I'm sitting alone in my apartment in Sherman Oaks, California and will be doing the same tomorrow morning. This year I've chosen to spend Christmas alone. This year, even though I have to be in Vancouver - near family and friends - on Jan 5 and the industry here has shutdown and there is no need for me to still be in Cali.... I am in Cali.
It sounds so very martyr-ish but I assure you, I am thrilled. The holidays have never been a happy time for me in fact they are dreaded. My family puts the FUN in Dysfunctional. And I don't blame the fully - I add to the dysfunction by becoming this version of myself that I hate everytime I am around them. I don't know why or how to stop it so this year, I am avoiding them all together. They will be better off but more importantly I will be.
My plans included hiking Fryman Canyon, making an yummy eggs and hasbrown breakfast with my favorite Trader Joe's Authentica Salsa, heading to the beach with the dog, coming home eating junk food and watching Gale Harold movies until I pass out.

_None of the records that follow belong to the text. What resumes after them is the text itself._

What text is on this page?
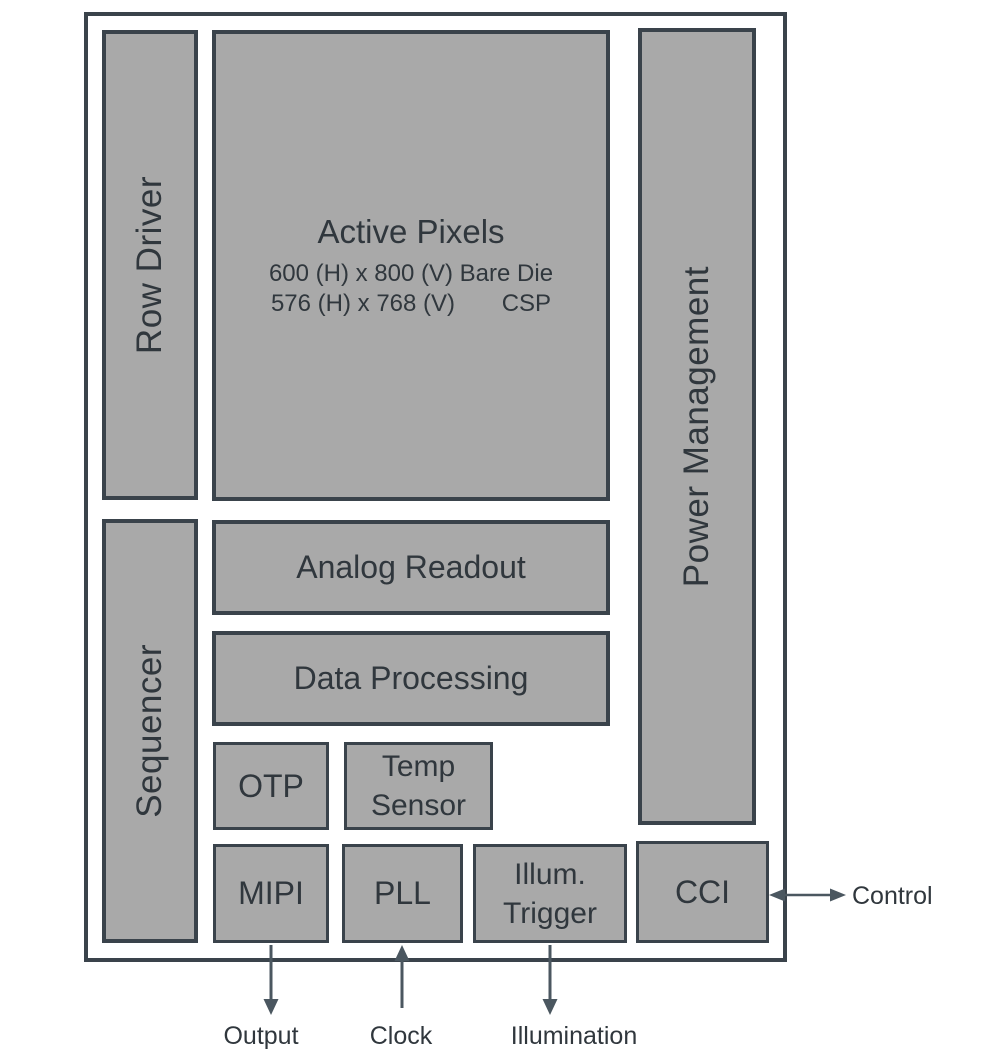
Row Driver
Sequencer
Active Pixels
600 (H) x 800 (V) Bare Die
576 (H) x 768 (V)       CSP
Analog Readout
Data Processing
OTP
Temp Sensor
MIPI PLL
Illum. Trigger
CCI
Power Management
Output	Clock	Illumination
Control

However according the the weather reports, the Weather Gods seem to have alternative plans. It's suppose to pour rain all day tomorrow. And judging by the overcast sky I see out my bedroom window, I believe the meteorologists are dead on this time.
Well I have news for the Weather Gods..... I'm a Canadian girl. I've lived in Montreal through ice storms and Vancouver through an almost 30-day downpour. Whatever you can throw at me in California I can handle. I know how to use my windsheild wipers. I own 3 umbrellas and a pair of rubber boots. My Chihuahua has a gortex raincoat.
So bring it on Weather Gods. I'm going to have the Christmas I dreamed of whether you like it or not.